A taxing chore

May 2, 2013 

North Carolina’s tax system is one only an accountant could love. That’s assuming the accountant was getting paid by the hour to review available tax breaks for corporations or special interest groups.

The bottom line on a News & Observer series by veteran staff writers Dan Kane and J. Andrew Curliss, “The Missing Money,” is that the state’s tax code is riddled with breaks and loopholes which various organizations use to their advantage. Estimates by the state Department of Revenue say the costs of the breaks this year will be $1 billion.

And North Carolina could use a billion dollars. Teachers could be hired, teachers’ assistants protected; public universities and community colleges could maintain services instead of having to cut them; state workers might be able to get a good raise. The state could stretch that money a long way indeed.

But the money isn’t going to be there for a host of reasons, as many reasons as there are tax breaks and loopholes..

High flying

Just to pick one example, let’s use US Airways. It’s one of the companies that is a sole beneficiary of a tax break. The airline, which operates the state’s only major hub in Charlotte, enjoys a sales tax cap on fuel, and exemptions on lubricants, repair parts and accessories purchased in North Carolina. In 2011, that saved US Airways $8.5 million.

In that case, and others, competition is often Reason Number One cited for tax breaks and incentives. The logic goes: If we don’t offer the break, if we don’t give the incentive, companies will go elsewhere and that will translate into lost jobs and ultimately lost taxes. So the game must be played.

It’s not entirely a bogus argument.

In the last of their series reports, Curliss cited the breaks given to the film industry, a big-spending, come-and-go business that brings a lot of glamour and excitement to the state and to an area for a while.

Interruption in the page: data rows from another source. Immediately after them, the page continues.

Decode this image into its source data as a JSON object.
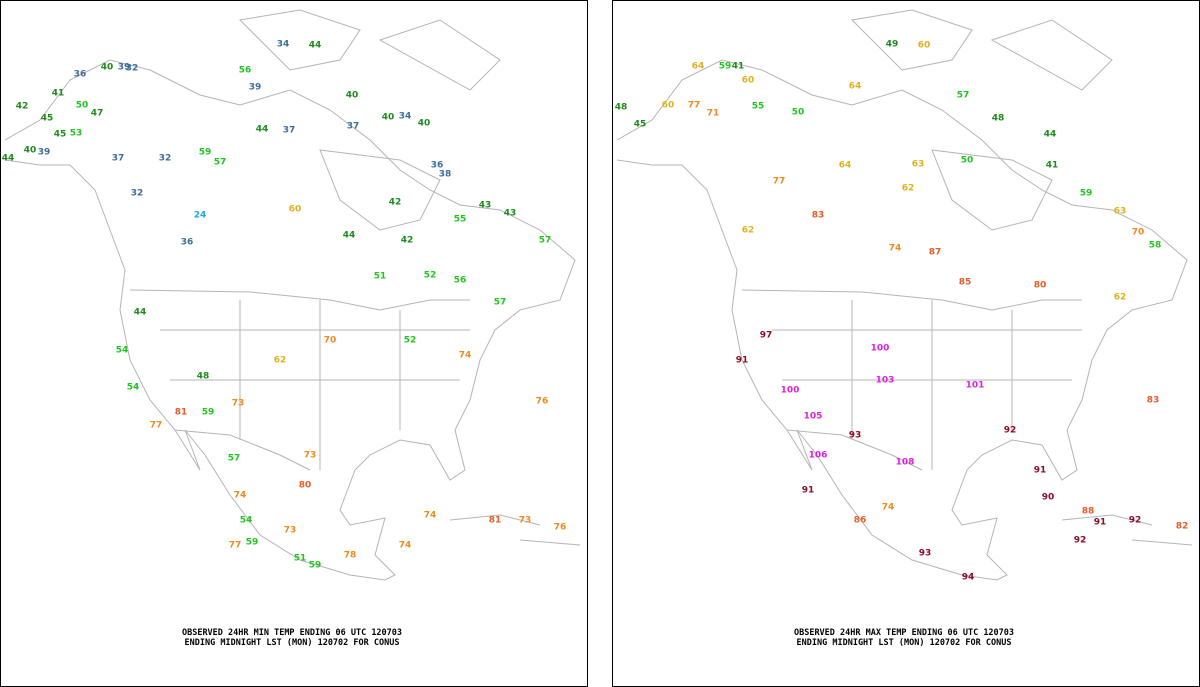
{
  "panels": [
    {
      "caption": [
        "OBSERVED 24HR MIN TEMP ENDING 06 UTC 120703",
        "ENDING MIDNIGHT LST (MON) 120702 FOR CONUS"
      ],
      "values": [
        40,
        39,
        32,
        36,
        41,
        50,
        47,
        42,
        45,
        53,
        45,
        40,
        39,
        44,
        37,
        32,
        32,
        59,
        57,
        44,
        37,
        39,
        34,
        44,
        56,
        40,
        37,
        40,
        34,
        40,
        36,
        38,
        42,
        55,
        43,
        43,
        57,
        24,
        36,
        60,
        44,
        42,
        51,
        52,
        56,
        57,
        44,
        54,
        54,
        48,
        81,
        73,
        62,
        70,
        52,
        74,
        76,
        73,
        74,
        80,
        54,
        59,
        78,
        74,
        74,
        81,
        73,
        76,
        77,
        51,
        59,
        73,
        59,
        77,
        57
      ]
    },
    {
      "caption": [
        "OBSERVED 24HR MAX TEMP ENDING 06 UTC 120703",
        "ENDING MIDNIGHT LST (MON) 120702 FOR CONUS"
      ],
      "values": [
        64,
        59,
        41,
        60,
        48,
        45,
        60,
        77,
        71,
        55,
        50,
        64,
        49,
        60,
        57,
        48,
        44,
        41,
        59,
        63,
        70,
        58,
        50,
        63,
        62,
        64,
        77,
        62,
        83,
        74,
        87,
        85,
        80,
        62,
        97,
        91,
        100,
        105,
        100,
        103,
        101,
        92,
        90,
        91,
        83,
        106,
        91,
        86,
        74,
        93,
        94,
        88,
        92,
        82,
        91,
        92,
        108,
        93
      ]
    }
  ]
}
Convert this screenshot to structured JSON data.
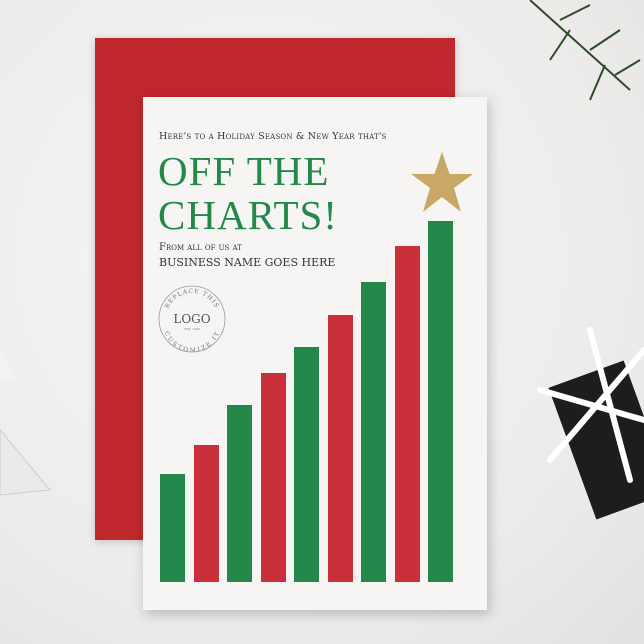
{
  "card": {
    "greeting": "Here's to a Holiday Season & New Year that's",
    "title_line1": "OFF THE",
    "title_line2": "CHARTS!",
    "from_line": "From all of us at",
    "business_name": "BUSINESS NAME GOES HERE",
    "logo": {
      "top_text": "REPLACE THIS",
      "main": "LOGO",
      "est": "EST. 1990",
      "bottom_text": "CUSTOMIZE IT"
    }
  },
  "colors": {
    "green": "#23894a",
    "red": "#c9303a",
    "envelope": "#c0272d",
    "gold": "#c8a864"
  },
  "chart_data": {
    "type": "bar",
    "values_relative": [
      30,
      38,
      49,
      58,
      65,
      74,
      83,
      93,
      100
    ],
    "bar_colors": [
      "green",
      "red",
      "green",
      "red",
      "green",
      "red",
      "green",
      "red",
      "green"
    ]
  }
}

They also do business with local merchants for everything from clothes to batteries to lumber to lights to extras. One movie company put together in 2011 a production that filmed in Raleigh and elsewhere in the state. It reported to the Department of Revenue that it spent a total (including goods and wages) of $6,835,506 in the state and employed 200 people. In return, because of a break awarded to film companies, the company got a credit of $1.7 million, or 25 percent of its total spending.

And then there’s...

But there are other breaks that are more troublesome.

Alex Lee Inc., a Hickory company that owns the Lowes Food chain, got a break for creating jobs, about $400,000 annually. The break happened with the leadership of Republican Sen. Phil Berger, the upper chamber’s most powerful person as president pro-tem. Berger, as reported by Kane and Curliss, maneuvered legislation through the General Assembly with the help of others that will save Alex Lee over $2 million in corporate taxes over five years.

The company also, by the way, donated heavily to the committee that helps elect Republicans to the state Senate.

A host of tax breaks are the kind no one would want to touch: sales tax exemption on food, sales tax refunds to nonprofits (hospitals), limited sales tax on vehicles, income tax break on Social Security benefits, sales tax breaks for farming supplies.

No one believes the state’s tax code is a model of efficiency and fairness. But beware reform proposals that continue to favor business (special exemptions) or wealthier individuals (higher sales taxes, flat tax rates) because such changes are not really reform. Actual reform will ease the burden on the middle class and put a tighter rein on tax breaks and incentives for politically connected industries.